Consider how careers develop through institutional recognition. A very simplistic view is just to look at the fairs. Emerging makers win awards at Collect (the Crafts Council's annual fair), progress to representation at leading contemporary craft galleries like Sarah Myerscough, FUMI, or Nilufar, then advance to international fairs like BRAFA (Brussels), and eventually reach venues like PAD (London/Paris) and TEFAF (Maastricht). Each step represents increasingly prestigious international art and design fairs requiring higher investment and vetting, so gallery participation signals growing market confidence. Understanding this progression helps identify makers at different career stages and their investment potential.
Through my years on selection committees and judging panels, I've tracked this progression repeatedly. I've seen newcomers receive recognition at Collect, then years later visited their studios through V&A patron programmes (exclusive access to artists' studios and museum acquisitions discussions for major donors), to later discover their work entering the museum's permanent collection. I've seen makers transition from Collect recognition to V&A Museum collection in as little as two years, while others take a decade for the same journey. This isn't coincidence. It's a validation network in action, where institutional recognition builds upon itself to create lasting cultural significance.
I've also watched established collectors discover makers through smaller gallery shows, then follow their career progression through increasingly prestigious venues. The pattern is remarkably consistent across different entry points, whether someone first encounters an artist at a student degree show or an established gallery.
Beyond traditional galleries and fairs, savvy collectors monitor other validation signals: which makers receive QEST (Queen Elizabeth Scholarship Trust) scholarships, who is shortlisted and wins the Loewe Craft Prize, who's featured in Homo Faber exhibitions, which artists participate in museum talks programmes, and who receives commissions (paid projects where institutions ask artists to create specific works, representing significant validation) from major institutions. These touchpoints when layered and leveraged start to add value to the conversation that artist is expressing and this collectively starts to create the cultural capital. The accumulated institutional recognition that elevates makers from craftspeople to artists worthy of museum collection transforms their craft into collectible design.

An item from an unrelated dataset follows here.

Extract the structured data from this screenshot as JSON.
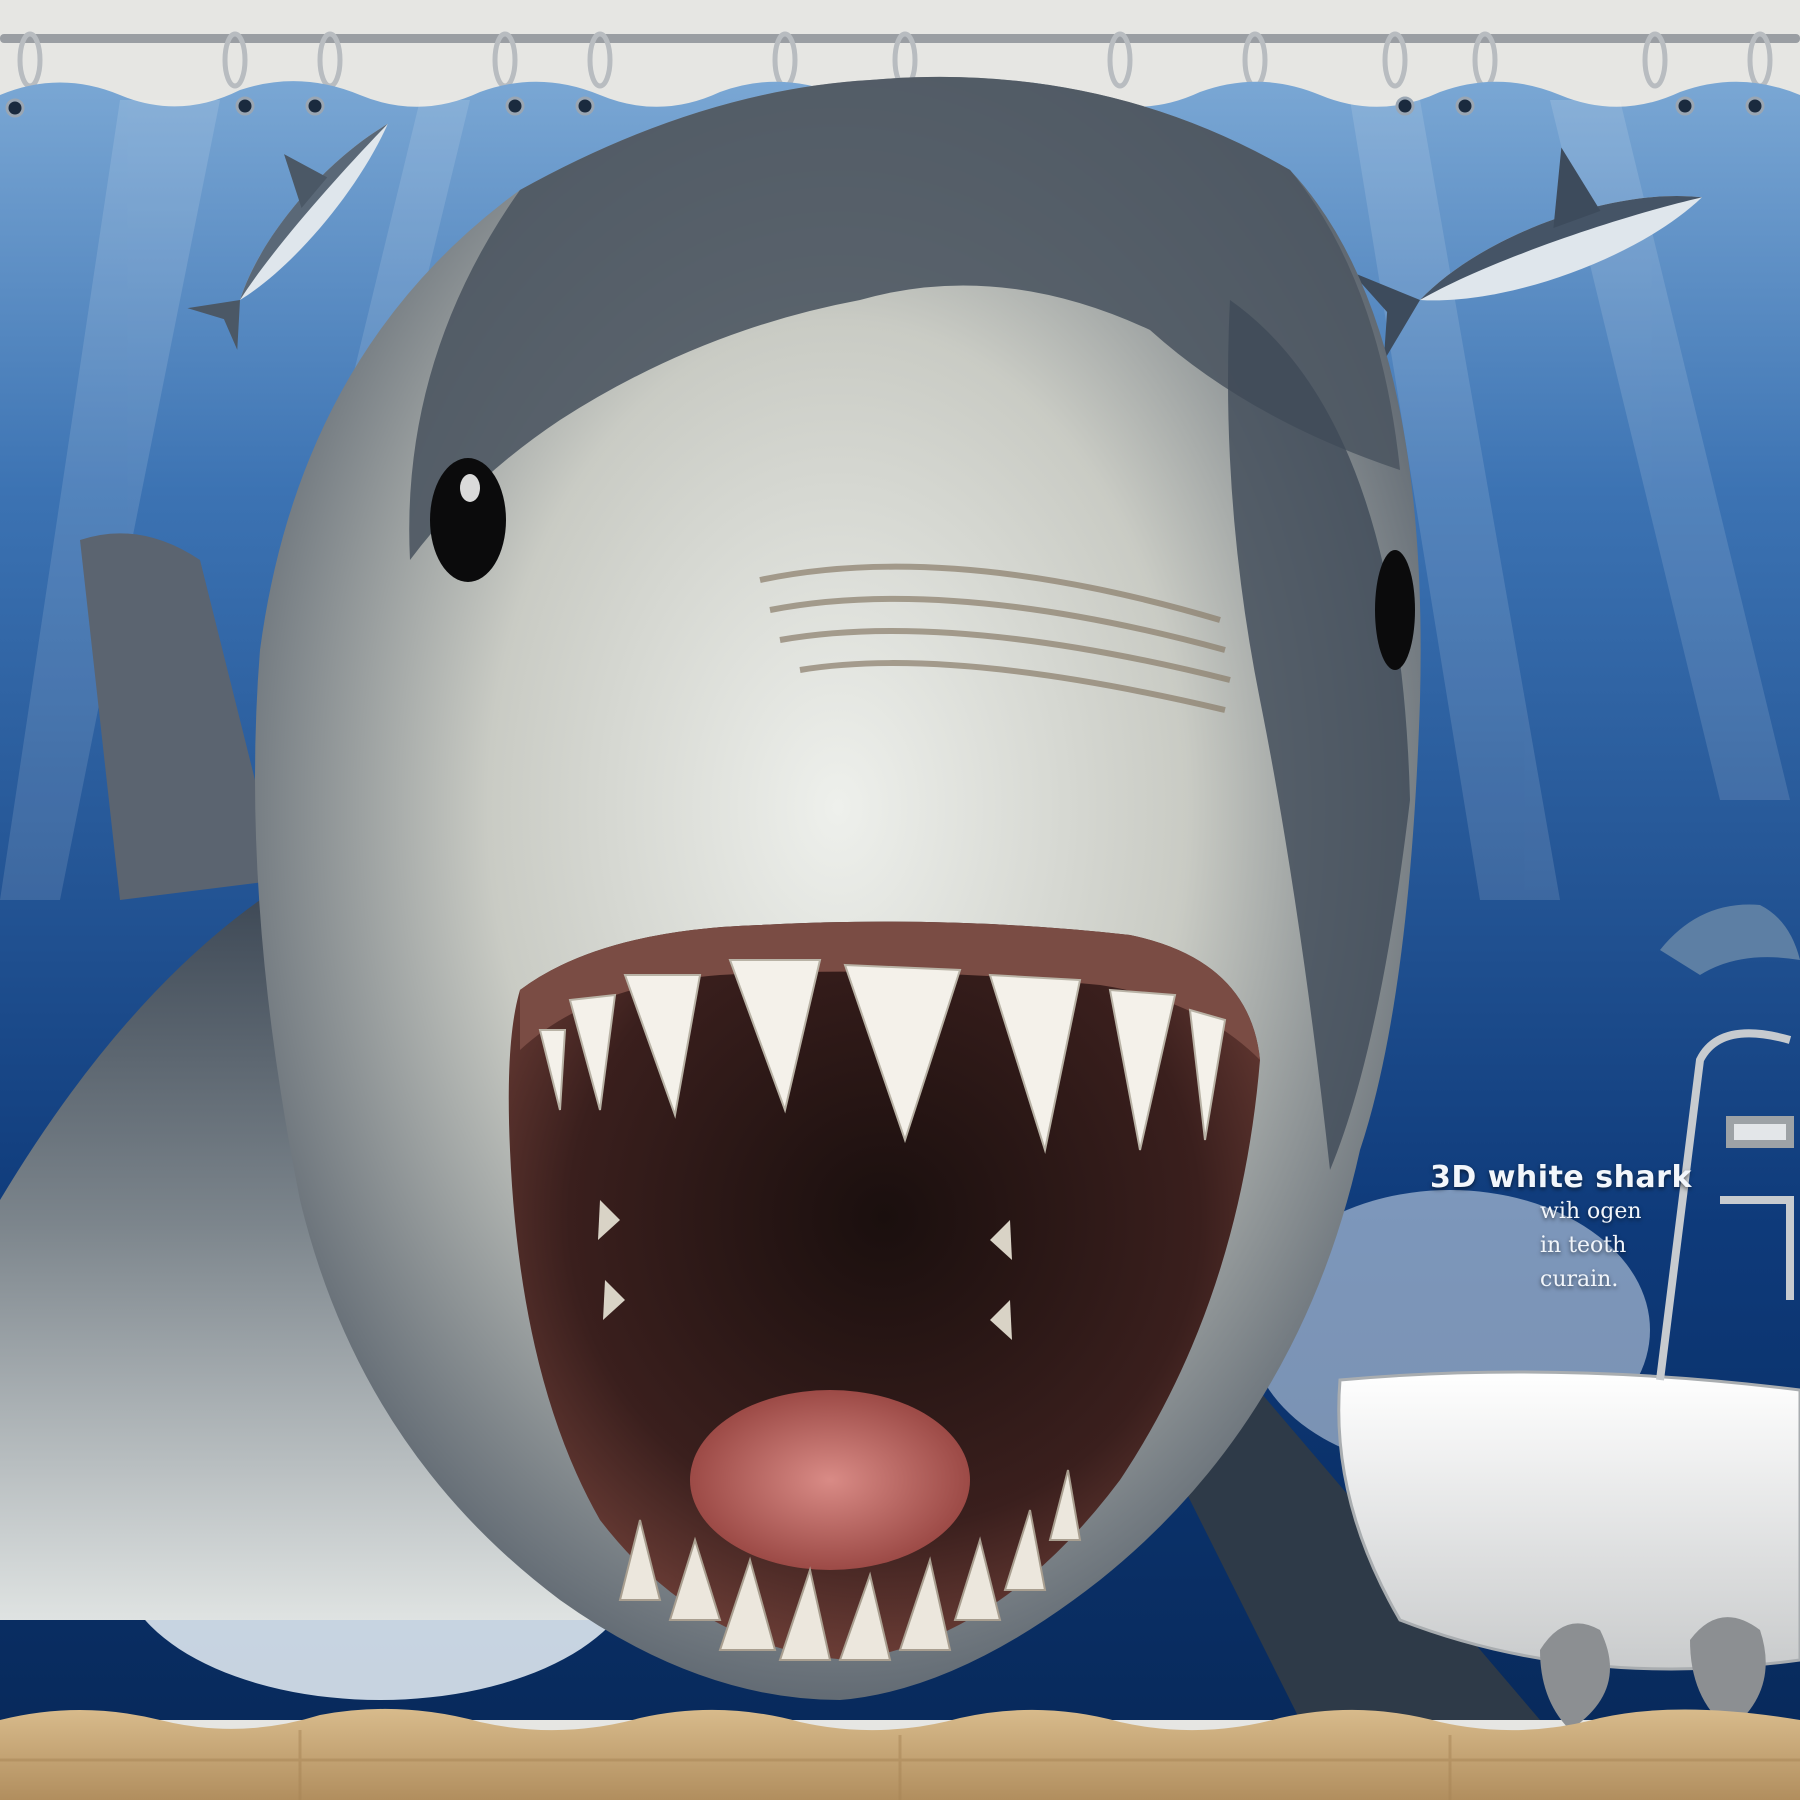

"The best collections are formed not by following market trends, but by understanding the cultural significance of what artists are trying to say." - Hans Ulrich Obrist, Artistic Director, Serpentine Galleries
The ability to read these networks and start to predict success (to distinguish between craft and collectible design or fine art) develops over time and exposure. It requires understanding not just technical skill, but cultural context, artistic innovation, and market positioning. This sophistication separates serious collectors from casual buyers. You watch and learn and train your eye, not to copy and replicate, but to identify makers who will potentially be in museums one day. However, there's nothing wrong with waiting until an artist receives recognition before you buy their work. I prefer identifying talent before institutional recognition. It's more challenging and rewarding than following established validation signals.
But once you develop this sophisticated eye, you realise something profound about your role as a collector.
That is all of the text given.